Direção do DCE da UnB é contra a partidarização dos diretórios acadêmicos, prega ocupações no campus e ameaça levar os estudantes à rua, caso seja comprovado que Lula prevaricou
Paulo César Campos
Já não existe mais na UnB (Universidade de Brasília) a figura do todo-poderoso presidente do DCE, aquele que possui competência exclusiva para decidir os rumos do movimento estudantil, deliberar funções, representar a entidade, falar com a mídia, assinar recibos, notas e manifestos. Estatuto aprovado em 2004 eliminou o cargo, agora exercido por oito coordenadores com as mesmas prerrogativas.
A mudança faz parte de ousada orientação de repúdio aos relacionamentos baseados em troca de favores e promoções pessoais ou corporativas, adotada pela chapa AME (Autonomia do Movimento dos Estudantes), vencedora do tumultuado processo de eleições para o DCE da UnB, ocorrido em dezembro daquele ano, meses depois da aprovação do estatuto.
A AME só ganhou as eleições depois que a chapa que recebeu a maioria dos votos foi impugnada e não pode assumir. A Comissão Eleitoral decidiu que houve gastos não-declarados. Descobriu-se que uma gráfica contratada para imprimir 10 mil panfletos, na verdade produziu 20 mil. Até mesmo uma pasta com material de campanha foi encontrada com uma estudante. Nela, estavam anotações de contabilidade no valor de R$ 8 mil. O regimento determina que os gastos não podem passar de R$ 3.900,00. O caso ganhou notoriedade depois que camisetas com propaganda foram descobertas no gabinete de um parlamentar federal.
Um dos coordenadores da atual gestão, Artur Sinimbu, aluno do curso de Ciência Política, avalia que os diretórios acadêmicos (DCEs e DAs) no Brasil sempre foram foco de interesses partidários. Na UnB prevalece o assédio dos considerados partidos mais à esquerda; PC do B, PT, PSTU e agora o PSOL. “A UnB já serviu de base eleitoral para as esquerdas do país”, assegura Artur. E avisa que não será surpresa se nesse ano o movimento estudantil participar do que ele chama de caixa 3: “Partidos colocam grana para eleição de uma chapa que, aparelhada, vai trabalhar para eles”.
Pelo menos até o fim dessa gestão, o DCE estará fechado ao tal aparelhamento de mão dupla. “Quando apoiamos movimentos sociais evitamos até mesmo aparecer com bandeiras do diretório, para não aparelhar o movimento, partidos, então, nem pensar”.
Como haverá novas eleições para o DCE em junho deste ano e as eleições majoritárias de outubro, recursos de campanha podem parar nos cofres das entidades estudantis.

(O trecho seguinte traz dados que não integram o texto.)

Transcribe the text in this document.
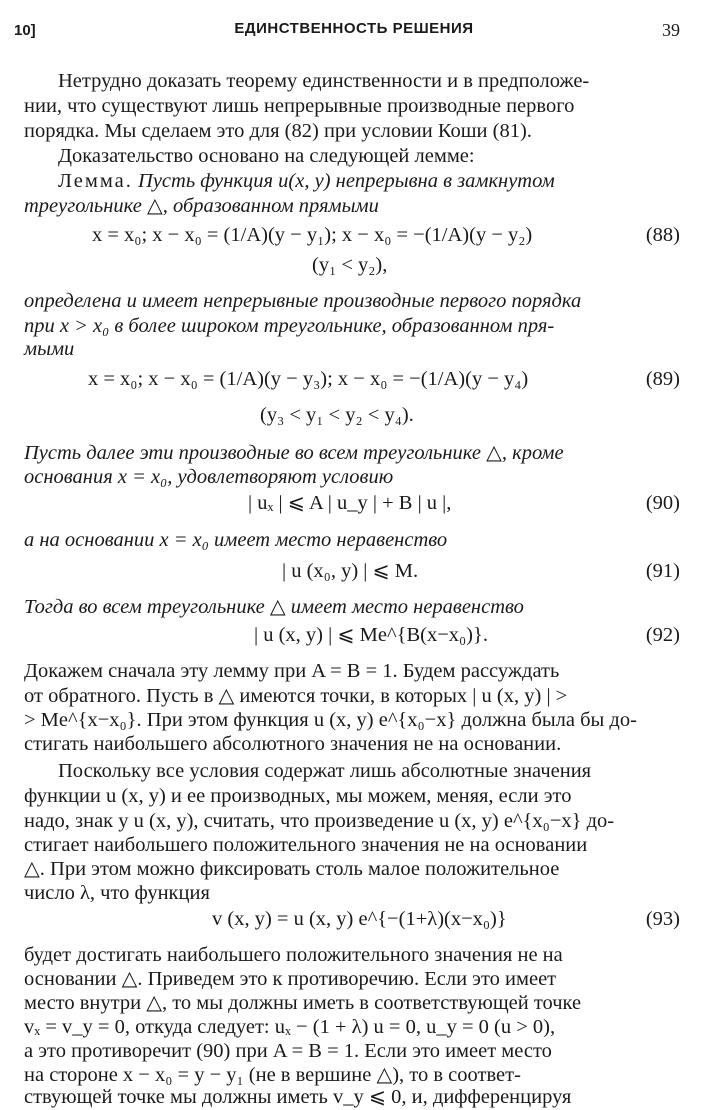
10]	ЕДИНСТВЕННОСТЬ РЕШЕНИЯ	39
Нетрудно доказать теорему единственности и в предположе-
нии, что существуют лишь непрерывные производные первого
порядка. Мы сделаем это для (82) при условии Коши (81).
Доказательство основано на следующей лемме:
Лемма. Пусть функция u(x, y) непрерывна в замкнутом
треугольнике △, образованном прямыми
x = x₀; x − x₀ = (1/A)(y − y₁); x − x₀ = −(1/A)(y − y₂)	(88)
(y₁ < y₂),
определена и имеет непрерывные производные первого порядка
при x > x₀ в более широком треугольнике, образованном пря-
мыми
x = x₀; x − x₀ = (1/A)(y − y₃); x − x₀ = −(1/A)(y − y₄)	(89)
(y₃ < y₁ < y₂ < y₄).
Пусть далее эти производные во всем треугольнике △, кроме
основания x = x₀, удовлетворяют условию
| uₓ | ⩽ A | u_y | + B | u |,	(90)
а на основании x = x₀ имеет место неравенство
| u (x₀, y) | ⩽ M.	(91)
Тогда во всем треугольнике △ имеет место неравенство
| u (x, y) | ⩽ Me^{B(x−x₀)}.	(92)
Докажем сначала эту лемму при A = B = 1. Будем рассуждать
от обратного. Пусть в △ имеются точки, в которых | u (x, y) | >
> Me^{x−x₀}. При этом функция u (x, y) e^{x₀−x} должна была бы до-
стигать наибольшего абсолютного значения не на основании.
Поскольку все условия содержат лишь абсолютные значения
функции u (x, y) и ее производных, мы можем, меняя, если это
надо, знак у u (x, y), считать, что произведение u (x, y) e^{x₀−x} до-
стигает наибольшего положительного значения не на основании
△. При этом можно фиксировать столь малое положительное
число λ, что функция
v (x, y) = u (x, y) e^{−(1+λ)(x−x₀)}	(93)
будет достигать наибольшего положительного значения не на
основании △. Приведем это к противоречию. Если это имеет
место внутри △, то мы должны иметь в соответствующей точке
vₓ = v_y = 0, откуда следует: uₓ − (1 + λ) u = 0, u_y = 0 (u > 0),
а это противоречит (90) при A = B = 1. Если это имеет место
на стороне x − x₀ = y − y₁ (не в вершине △), то в соответ-
ствующей точке мы должны иметь v_y ⩽ 0, и, дифференцируя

Telefonemas de gabinetes políticos
Artur conta que é comum receber ligações telefônicas de alunos de dentro de gabinetes de parlamentares que desejam resolver algum tipo de pendência. Para ele, essa é a relação que tem que acabar. “Grupos políticos só gravitam em volta do DCE, na diretoria eles não estão, não agimos sob nenhuma referência político-partidária”.
A maioria dos universitários espera um DCE autônomo, independente. As principais reivindicações são ampliação das bolsas permanentes, melhoria da qualidade da Casa do Estudante e preços menores no restaurante universitário.
A AME costuma agir com alguma conversa e muito barulho. Uma dessas mobilizações ficou conhecida como manifestação casada. Em maio de 2005, quando foram descobertas as fraudes nos concursos do Cespe simultaneamente à decisão da reitoria de manter as grades do Minhocão, os alunos usaram a força para retirar as grades e as levaram para a frente do edifício do Cespe, com o argumento de que ele é que precisava delas. As grades continuam, mas o ato causou impacto.
Para Artur, a questão de segurança alegada pela reitoria viola o projeto urbanístico pensado por Oscar Niemeyer e Lúcio Costa. “Discordamos porque não é uma decisão inteligente. Segurança pode ser feita por pessoas em cada instituto, as grades não evitam transgressões criminosas”, raciocina.
Os coordenadores da AME lideraram também o boicote às últimas eleições para reitor por não terem tido maior participação no processo de escolha.
Depois que tomou posse o professor Timothy Mulholland, eles já foram quatro ou cinco vezes recebidos em seu gabinete, mas com cuidado e precauções: “Não queremos passar idéia de cumplicidade e passividade institucional. “A fala é macia mas sempre tem porrete por trás”, justifica o dirigente.
A tese vale para os dois lados. Prova disso é que, também no ano passado, ele e seus companheiros decidiram invadir a reitoria, onde ficaram durante um dia e uma noite. A AME é adepta de intervenções físicas como pular catracas do restaurante e ocupar departamentos. “O tratamento diplomático é bom mas as coisas só andam com pressão política e sem troca de favores”, diz Artur.